駅についてすぐに東京風の広告に取り囲まれる。相変わらず視界に入る情報量が多い。
新幹線から山手線で渋谷に到着。
渋谷ヒカリエの隣にビジネスマンテイストの高層ビルができていた。
ビル面にスリット状の装飾がちょこちょこと並べられており、まるで電子音楽の楽譜のようだ。
この細切れの縦棒は、雑誌のテキストなどでは「和を表現している」などと説明されているのだろうか……と軽く眺める。
代々木方面に移動。
ドコモ製クライスラービルがちらちらと見える。
北参道駅の上のコープ共済プラザ。ファサードにおいて日建のエコファサード技術が盛り込まれている。端正でエッジの立ったコンクリート躯体に繊細なメタルのカーテンを纏っており、良い佇まいのオフィスビルだ。
都市環境を考慮した緑のオフィスは、緑との接面において繊細なしつらえをどのように作るかが課題だと思う。この建築のしつらえは、美しい。
GA Galleryに移動。
展示されていたのは、石上純也の浴場プロジェクトなど。
Zhu Peiの美術館は、ヴォールトという強い形で歴史都市に対峙する戦略をとる。内部空間は煉瓦と煉瓦の間から差し込む光で重厚な空間に厳格さを保持している。
CHRIST & GANTENBEIN のGrenzachに建つオフィスの計画。ある種のタイポロジーを持っており、とてもよい。
WOLFGANG TSCHAPELLERのWien Museum。不安定な幾何学に準じた中規模タワー。全く無関係だが、水戸美術館を想起してしまった。
ヘザウィックの新作は、「心臓」の作品と同様、膨らんだガラスウィンドウを持ったフレームビルディング。
違うのは、それがハイラインの下に滑り込んでいること。イレギュラーをデフォルトとするヘザウィックらしい提案。

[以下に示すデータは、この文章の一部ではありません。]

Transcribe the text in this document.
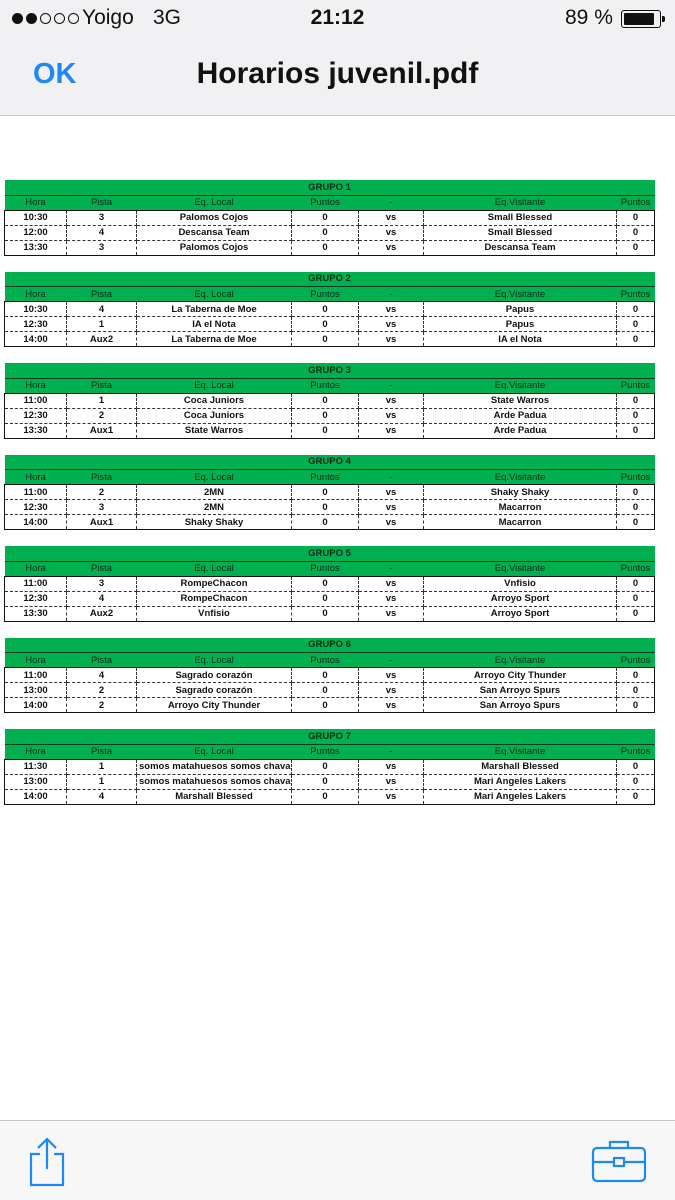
Yoigo 3G	21:12	89 %
OK	Horarios juvenil.pdf
GRUPO 1						
Hora	Pista	Eq. Local	Puntos	-	Eq.Visitante	Puntos
10:30	3	Palomos Cojos	0	vs	Small Blessed	0
12:00	4	Descansa Team	0	vs	Small Blessed	0
13:30	3	Palomos Cojos	0	vs	Descansa Team	0
GRUPO 2						
Hora	Pista	Eq. Local	Puntos	-	Eq.Visitante	Puntos
10:30	4	La Taberna de Moe	0	vs	Papus	0
12:30	1	IA el Nota	0	vs	Papus	0
14:00	Aux2	La Taberna de Moe	0	vs	IA el Nota	0
GRUPO 3						
Hora	Pista	Eq. Local	Puntos	-	Eq.Visitante	Puntos
11:00	1	Coca Juniors	0	vs	State Warros	0
12:30	2	Coca Juniors	0	vs	Arde Padua	0
13:30	Aux1	State Warros	0	vs	Arde Padua	0
GRUPO 4						
Hora	Pista	Eq. Local	Puntos	-	Eq.Visitante	Puntos
11:00	2	2MN	0	vs	Shaky Shaky	0
12:30	3	2MN	0	vs	Macarron	0
14:00	Aux1	Shaky Shaky	0	vs	Macarron	0
GRUPO 5						
Hora	Pista	Eq. Local	Puntos	-	Eq.Visitante	Puntos
11:00	3	RompeChacon	0	vs	Vnfisio	0
12:30	4	RompeChacon	0	vs	Arroyo Sport	0
13:30	Aux2	Vnfisio	0	vs	Arroyo Sport	0
GRUPO 6						
Hora	Pista	Eq. Local	Puntos	-	Eq.Visitante	Puntos
11:00	4	Sagrado corazón	0	vs	Arroyo City Thunder	0
13:00	2	Sagrado corazón	0	vs	San Arroyo Spurs	0
14:00	2	Arroyo City Thunder	0	vs	San Arroyo Spurs	0
GRUPO 7						
Hora	Pista	Eq. Local	Puntos	-	Eq.Visitante	Puntos
11:30	1	somos matahuesos somos chava	0	vs	Marshall Blessed	0
13:00	1	somos matahuesos somos chava	0	vs	Mari Angeles Lakers	0
14:00	4	Marshall Blessed	0	vs	Mari Angeles Lakers	0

モーフォシスは新たな形相表現として崖面のような建築を提案。
こういう展示は久しぶりに見た。
久しぶりに建築系の本屋に来たので楽しくなってしまい、まだ1日目なのに分厚い本を買ってしまう。
気になる本はまだあったが、さすがに荷物が多くなりすぎるので、気になる雑誌は帰宅後Amazonから取り寄せることにする。
銀座へ。
ソニーパーク銀座に立ち寄る。
ちょうど2周年のタイミングで、夜のイベントの準備をしていた。
ソニー銀座の歴史を継承した都心のアングラ空間とでも言えそうな、ざらつきの残る躯体、共用空間の垂直連続性、そしてスケール感。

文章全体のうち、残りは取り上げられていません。